El autor de la crónica de ‘La Palma’, que firmaba como ‘La abispa’ (asÍ, con be) aludía también a un festejo taurino celebrado, cabe suponer, en la muy carmelitana plaza de Camachos, nacida como plaza de toros, y hacía votos por que concluyeran para la feria las obras del nuevo coso de San Agustín, construido exprofeso sobre el antiguo convento del mismo nombre y con parte de sus materiales. Y fue, en efecto, el día 6 del mes noveno cuando se celebró el primer festejo en el efímero ruedo, sustituido sólo 38 años después por el actual.
Eso no impidió que la plaza de Camachos siguiera oficiando como escenario propicio para el llamado arte de Cúchares, como acredita una información, diez años más tarde, que refiere: “tenemos en las esquinas los anuncios para las vacas de muerte que, a beneficio de la Virgen del Carmen, se verifican todos los años en los días 16 y 17 del actual en la plaza del Marqués de Camachos (antes de los Toros).

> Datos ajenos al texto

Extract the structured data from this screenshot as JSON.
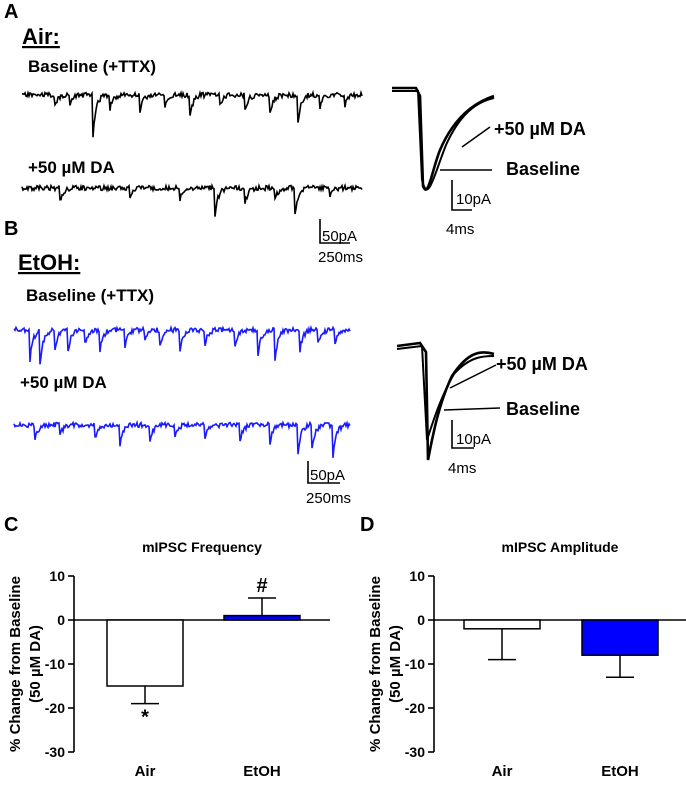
{
  "panels": {
    "a": {
      "letter": "A",
      "group": "Air:",
      "baseline_label": "Baseline (+TTX)",
      "da_label": "+50 µM DA",
      "trace_color": "#000000",
      "avg_da_label": "+50 µM DA",
      "avg_baseline_label": "Baseline",
      "trace_scale": {
        "amp": "50pA",
        "time": "250ms"
      },
      "avg_scale": {
        "amp": "10pA",
        "time": "4ms"
      }
    },
    "b": {
      "letter": "B",
      "group": "EtOH:",
      "baseline_label": "Baseline (+TTX)",
      "da_label": "+50 µM DA",
      "trace_color": "#1a1aff",
      "avg_da_label": "+50 µM DA",
      "avg_baseline_label": "Baseline",
      "trace_scale": {
        "amp": "50pA",
        "time": "250ms"
      },
      "avg_scale": {
        "amp": "10pA",
        "time": "4ms"
      }
    },
    "c": {
      "letter": "C"
    },
    "d": {
      "letter": "D"
    }
  },
  "chart_data": [
    {
      "type": "bar",
      "title": "mIPSC Frequency",
      "ylabel": "% Change from Baseline",
      "ylabel2": "(50 µM DA)",
      "categories": [
        "Air",
        "EtOH"
      ],
      "values": [
        -15,
        1
      ],
      "errors": [
        4,
        4
      ],
      "error_direction": [
        "down",
        "up"
      ],
      "bar_colors": [
        "#ffffff",
        "#0000ff"
      ],
      "annotations": [
        "*",
        "#"
      ],
      "ylim": [
        -30,
        10
      ],
      "yticks": [
        "10",
        "0",
        "-10",
        "-20",
        "-30"
      ]
    },
    {
      "type": "bar",
      "title": "mIPSC Amplitude",
      "ylabel": "% Change from Baseline",
      "ylabel2": "(50 µM DA)",
      "categories": [
        "Air",
        "EtOH"
      ],
      "values": [
        -2,
        -8
      ],
      "errors": [
        7,
        5
      ],
      "error_direction": [
        "down",
        "down"
      ],
      "bar_colors": [
        "#ffffff",
        "#0000ff"
      ],
      "annotations": [
        "",
        ""
      ],
      "ylim": [
        -30,
        10
      ],
      "yticks": [
        "10",
        "0",
        "-10",
        "-20",
        "-30"
      ]
    }
  ]
}
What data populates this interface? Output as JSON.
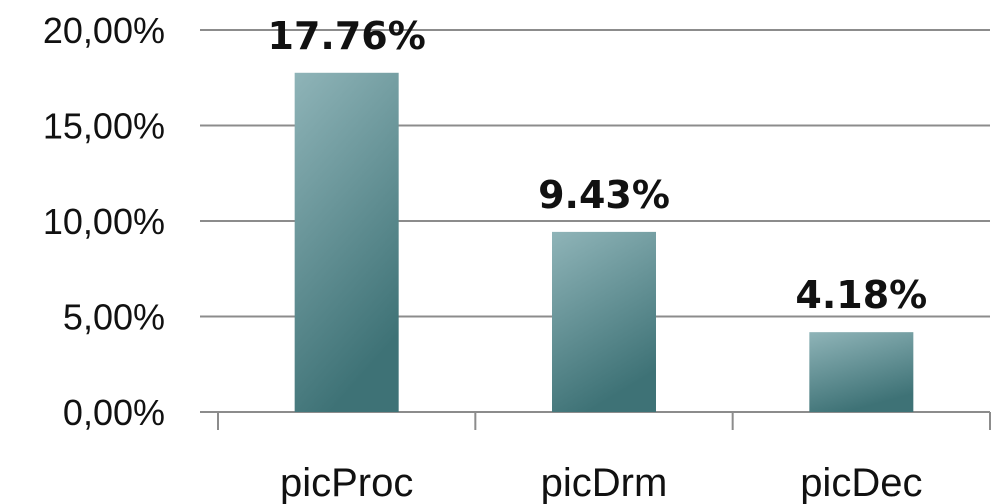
{
  "chart_data": {
    "type": "bar",
    "categories": [
      "picProc",
      "picDrm",
      "picDec"
    ],
    "values": [
      17.76,
      9.43,
      4.18
    ],
    "data_labels": [
      "17.76%",
      "9.43%",
      "4.18%"
    ],
    "y_ticks": [
      0,
      5,
      10,
      15,
      20
    ],
    "y_tick_labels": [
      "0,00%",
      "5,00%",
      "10,00%",
      "15,00%",
      "20,00%"
    ],
    "ylim": [
      0,
      20
    ],
    "grid": true,
    "legend": "none",
    "colors": {
      "bar_light": "#8fb4b8",
      "bar_dark": "#3e7276",
      "gridline": "#8c8c8c",
      "axis": "#8c8c8c",
      "text": "#111111"
    }
  }
}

Según ellos, cada tarde se correrán un toro, cuatro vacas y algunas novillas para los aficionados. La cuadrilla estará a cargo del conocido espada Vicente Ortega”.
Al llegar las fiestas carmelitanas en las que se cumplía medio siglo de la marcha de los frailes del antiguo convento, en 1875, el diario ‘La Paz’ evocaba los hechos acaecidos en el barrio a lo largo de ese tiempo: “ha visto levantarse en su recinto desde la estatua de Floridablanca a la bandera cantonal; ha oído desde el rosario de la aurora hasta la música del batallón de Mendigorría; ha visto pasar por sus puertas, primero, la pesada carreta, luego la galera, después la diligencia y últimamente la veloz locomotora; recibió a balazos a los reaccionarios del 40, a doña Isabel II con júbilo, a la Revolución del 68 con entusiasmo, a la libertad con cariño, al orden con deferencia y las puertas, generalmente, las recibe con asco”.
Y concluía el escribidor su alegato: “De todo lo que fue, de todo lo grande, de todo lo bueno de este barrio, nos queda una cosa, y esa no ha pasado ni pasará nunca; es ahora la misma que era cuando los frailes abandonaron el nido, cuando los tiros de la Trinidad, la misma de siempre: la Virgen del Carmen”. Si eso pensaban en 1875 ¿qué pensarían ahora?